There is also pressure being exerted on teachers to weaken the teaching of evolution. This school year in San Diego, Kelly Segraves, the director of the Creation Science Research Foundation, had his son enroll in an advanced biology class, then demanded that a popular college-level text used in the course be dropped. According to Mr. Segraves, the textbook treated evolution dogmatically. When the local board of education refused to cave in to Mr. Segraves’s demand, he took his complaint to the California State Board of Education. He again failed to win support, but this has not halted pressure from others to have the teacher of the class reassigned.

Nor has it halted the chilling effect such confrontations have on teachers. The chairman of a Texas high-school science department recently said that evolution is not being covered by biology teachers in her school because of “fear of turning students off and fear of lack of administrative support if there are parental complaints.”

Thus, we are not finished with creationism, and we won’t be until Americans understand the issue and the ramifications of what creationists are demanding. The issue is not simply a scientific one.
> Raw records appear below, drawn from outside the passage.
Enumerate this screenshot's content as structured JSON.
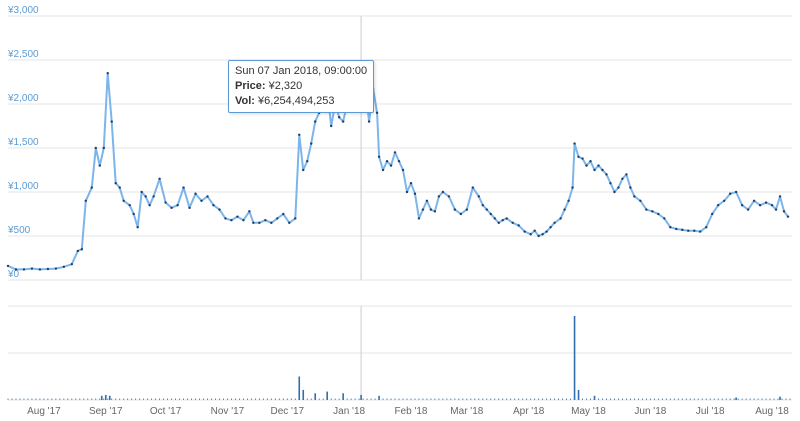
{
  "chart_data": {
    "type": "line",
    "price_series": {
      "unit": "¥",
      "ylim": [
        0,
        3000
      ],
      "yticks": [
        {
          "value": 0,
          "label": "¥0"
        },
        {
          "value": 500,
          "label": "¥500"
        },
        {
          "value": 1000,
          "label": "¥1,000"
        },
        {
          "value": 1500,
          "label": "¥1,500"
        },
        {
          "value": 2000,
          "label": "¥2,000"
        },
        {
          "value": 2500,
          "label": "¥2,500"
        },
        {
          "value": 3000,
          "label": "¥3,000"
        }
      ],
      "points": [
        [
          "2017-07-14",
          160
        ],
        [
          "2017-07-18",
          120
        ],
        [
          "2017-07-22",
          120
        ],
        [
          "2017-07-26",
          130
        ],
        [
          "2017-07-30",
          120
        ],
        [
          "2017-08-03",
          125
        ],
        [
          "2017-08-07",
          130
        ],
        [
          "2017-08-11",
          150
        ],
        [
          "2017-08-15",
          180
        ],
        [
          "2017-08-18",
          330
        ],
        [
          "2017-08-20",
          350
        ],
        [
          "2017-08-22",
          900
        ],
        [
          "2017-08-25",
          1050
        ],
        [
          "2017-08-27",
          1500
        ],
        [
          "2017-08-29",
          1300
        ],
        [
          "2017-08-31",
          1500
        ],
        [
          "2017-09-02",
          2350
        ],
        [
          "2017-09-04",
          1800
        ],
        [
          "2017-09-06",
          1100
        ],
        [
          "2017-09-08",
          1050
        ],
        [
          "2017-09-10",
          900
        ],
        [
          "2017-09-13",
          850
        ],
        [
          "2017-09-15",
          750
        ],
        [
          "2017-09-17",
          600
        ],
        [
          "2017-09-19",
          1000
        ],
        [
          "2017-09-21",
          950
        ],
        [
          "2017-09-23",
          850
        ],
        [
          "2017-09-25",
          950
        ],
        [
          "2017-09-28",
          1150
        ],
        [
          "2017-10-01",
          880
        ],
        [
          "2017-10-04",
          820
        ],
        [
          "2017-10-07",
          850
        ],
        [
          "2017-10-10",
          1050
        ],
        [
          "2017-10-13",
          820
        ],
        [
          "2017-10-16",
          980
        ],
        [
          "2017-10-19",
          900
        ],
        [
          "2017-10-22",
          950
        ],
        [
          "2017-10-25",
          850
        ],
        [
          "2017-10-28",
          800
        ],
        [
          "2017-10-31",
          700
        ],
        [
          "2017-11-03",
          680
        ],
        [
          "2017-11-06",
          720
        ],
        [
          "2017-11-09",
          680
        ],
        [
          "2017-11-12",
          780
        ],
        [
          "2017-11-14",
          650
        ],
        [
          "2017-11-17",
          650
        ],
        [
          "2017-11-20",
          680
        ],
        [
          "2017-11-23",
          650
        ],
        [
          "2017-11-26",
          700
        ],
        [
          "2017-11-29",
          750
        ],
        [
          "2017-12-02",
          650
        ],
        [
          "2017-12-05",
          700
        ],
        [
          "2017-12-07",
          1650
        ],
        [
          "2017-12-09",
          1250
        ],
        [
          "2017-12-11",
          1350
        ],
        [
          "2017-12-13",
          1550
        ],
        [
          "2017-12-15",
          1800
        ],
        [
          "2017-12-17",
          1900
        ],
        [
          "2017-12-19",
          2200
        ],
        [
          "2017-12-21",
          2150
        ],
        [
          "2017-12-23",
          1750
        ],
        [
          "2017-12-25",
          2000
        ],
        [
          "2017-12-27",
          1850
        ],
        [
          "2017-12-29",
          1800
        ],
        [
          "2017-12-31",
          2000
        ],
        [
          "2018-01-02",
          2050
        ],
        [
          "2018-01-04",
          1950
        ],
        [
          "2018-01-07",
          2320
        ],
        [
          "2018-01-09",
          2200
        ],
        [
          "2018-01-11",
          1800
        ],
        [
          "2018-01-13",
          2180
        ],
        [
          "2018-01-15",
          1900
        ],
        [
          "2018-01-16",
          1400
        ],
        [
          "2018-01-18",
          1250
        ],
        [
          "2018-01-20",
          1350
        ],
        [
          "2018-01-22",
          1300
        ],
        [
          "2018-01-24",
          1450
        ],
        [
          "2018-01-26",
          1350
        ],
        [
          "2018-01-28",
          1250
        ],
        [
          "2018-01-30",
          1000
        ],
        [
          "2018-02-01",
          1100
        ],
        [
          "2018-02-03",
          980
        ],
        [
          "2018-02-05",
          700
        ],
        [
          "2018-02-07",
          800
        ],
        [
          "2018-02-09",
          900
        ],
        [
          "2018-02-11",
          800
        ],
        [
          "2018-02-13",
          780
        ],
        [
          "2018-02-15",
          950
        ],
        [
          "2018-02-17",
          1000
        ],
        [
          "2018-02-20",
          950
        ],
        [
          "2018-02-23",
          800
        ],
        [
          "2018-02-26",
          750
        ],
        [
          "2018-03-01",
          800
        ],
        [
          "2018-03-04",
          1050
        ],
        [
          "2018-03-07",
          950
        ],
        [
          "2018-03-09",
          850
        ],
        [
          "2018-03-11",
          800
        ],
        [
          "2018-03-13",
          750
        ],
        [
          "2018-03-15",
          700
        ],
        [
          "2018-03-17",
          650
        ],
        [
          "2018-03-19",
          680
        ],
        [
          "2018-03-21",
          700
        ],
        [
          "2018-03-24",
          650
        ],
        [
          "2018-03-27",
          620
        ],
        [
          "2018-03-30",
          550
        ],
        [
          "2018-04-02",
          520
        ],
        [
          "2018-04-04",
          560
        ],
        [
          "2018-04-06",
          500
        ],
        [
          "2018-04-08",
          520
        ],
        [
          "2018-04-10",
          550
        ],
        [
          "2018-04-12",
          600
        ],
        [
          "2018-04-14",
          650
        ],
        [
          "2018-04-17",
          700
        ],
        [
          "2018-04-19",
          800
        ],
        [
          "2018-04-21",
          900
        ],
        [
          "2018-04-23",
          1050
        ],
        [
          "2018-04-24",
          1550
        ],
        [
          "2018-04-26",
          1400
        ],
        [
          "2018-04-28",
          1380
        ],
        [
          "2018-04-30",
          1300
        ],
        [
          "2018-05-02",
          1350
        ],
        [
          "2018-05-04",
          1250
        ],
        [
          "2018-05-06",
          1300
        ],
        [
          "2018-05-08",
          1250
        ],
        [
          "2018-05-10",
          1200
        ],
        [
          "2018-05-12",
          1100
        ],
        [
          "2018-05-14",
          1000
        ],
        [
          "2018-05-16",
          1050
        ],
        [
          "2018-05-18",
          1150
        ],
        [
          "2018-05-20",
          1200
        ],
        [
          "2018-05-22",
          1050
        ],
        [
          "2018-05-24",
          950
        ],
        [
          "2018-05-27",
          900
        ],
        [
          "2018-05-30",
          800
        ],
        [
          "2018-06-02",
          780
        ],
        [
          "2018-06-05",
          750
        ],
        [
          "2018-06-08",
          700
        ],
        [
          "2018-06-11",
          600
        ],
        [
          "2018-06-14",
          580
        ],
        [
          "2018-06-17",
          570
        ],
        [
          "2018-06-20",
          560
        ],
        [
          "2018-06-23",
          560
        ],
        [
          "2018-06-26",
          550
        ],
        [
          "2018-06-29",
          600
        ],
        [
          "2018-07-02",
          750
        ],
        [
          "2018-07-05",
          850
        ],
        [
          "2018-07-08",
          900
        ],
        [
          "2018-07-11",
          980
        ],
        [
          "2018-07-14",
          1000
        ],
        [
          "2018-07-17",
          850
        ],
        [
          "2018-07-20",
          800
        ],
        [
          "2018-07-23",
          900
        ],
        [
          "2018-07-26",
          850
        ],
        [
          "2018-07-29",
          880
        ],
        [
          "2018-08-01",
          850
        ],
        [
          "2018-08-03",
          800
        ],
        [
          "2018-08-05",
          950
        ],
        [
          "2018-08-07",
          780
        ],
        [
          "2018-08-09",
          720
        ]
      ]
    },
    "volume_series": {
      "points": [
        [
          "2017-08-30",
          0.05
        ],
        [
          "2017-09-01",
          0.06
        ],
        [
          "2017-09-03",
          0.05
        ],
        [
          "2017-12-07",
          0.28
        ],
        [
          "2017-12-09",
          0.12
        ],
        [
          "2017-12-15",
          0.08
        ],
        [
          "2017-12-21",
          0.1
        ],
        [
          "2017-12-29",
          0.08
        ],
        [
          "2018-01-07",
          0.06
        ],
        [
          "2018-01-16",
          0.05
        ],
        [
          "2018-04-24",
          1.0
        ],
        [
          "2018-04-26",
          0.12
        ],
        [
          "2018-05-04",
          0.05
        ],
        [
          "2018-07-14",
          0.03
        ],
        [
          "2018-08-05",
          0.04
        ]
      ]
    },
    "x_domain": [
      "2017-07-14",
      "2018-08-11"
    ],
    "xticks": [
      {
        "date": "2017-08-01",
        "label": "Aug '17"
      },
      {
        "date": "2017-09-01",
        "label": "Sep '17"
      },
      {
        "date": "2017-10-01",
        "label": "Oct '17"
      },
      {
        "date": "2017-11-01",
        "label": "Nov '17"
      },
      {
        "date": "2017-12-01",
        "label": "Dec '17"
      },
      {
        "date": "2018-01-01",
        "label": "Jan '18"
      },
      {
        "date": "2018-02-01",
        "label": "Feb '18"
      },
      {
        "date": "2018-03-01",
        "label": "Mar '18"
      },
      {
        "date": "2018-04-01",
        "label": "Apr '18"
      },
      {
        "date": "2018-05-01",
        "label": "May '18"
      },
      {
        "date": "2018-06-01",
        "label": "Jun '18"
      },
      {
        "date": "2018-07-01",
        "label": "Jul '18"
      },
      {
        "date": "2018-08-01",
        "label": "Aug '18"
      }
    ],
    "highlight": {
      "date": "2018-01-07",
      "price": 2320,
      "title": "Sun 07 Jan 2018, 09:00:00",
      "price_label": "Price:",
      "price_value": "¥2,320",
      "vol_label": "Vol:",
      "vol_value": "¥6,254,494,253"
    },
    "colors": {
      "line": "#7cb5ec",
      "marker": "#1f3f66",
      "volume_bar": "#2f6fad",
      "crosshair": "#cccccc",
      "grid": "#e6e6e6",
      "tick_text": "#666666",
      "ytick_text": "#5b9bd5"
    },
    "grid": true
  }
}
Rather, it is religious, political, and educational, and it will have to be fought over in these arenas, often at the school-district level, by people who are tenacious, well-informed, and dedicated to the American concept of religious freedom.

The creationists will never compromise. Those of us who believe in the integrity of science and the separation of church and state must be no less zealous.

A version of this article appeared in the March 21, 1984 edition of Education Week as Q: Whatever Happened to Creationism? A: It’s Still Around.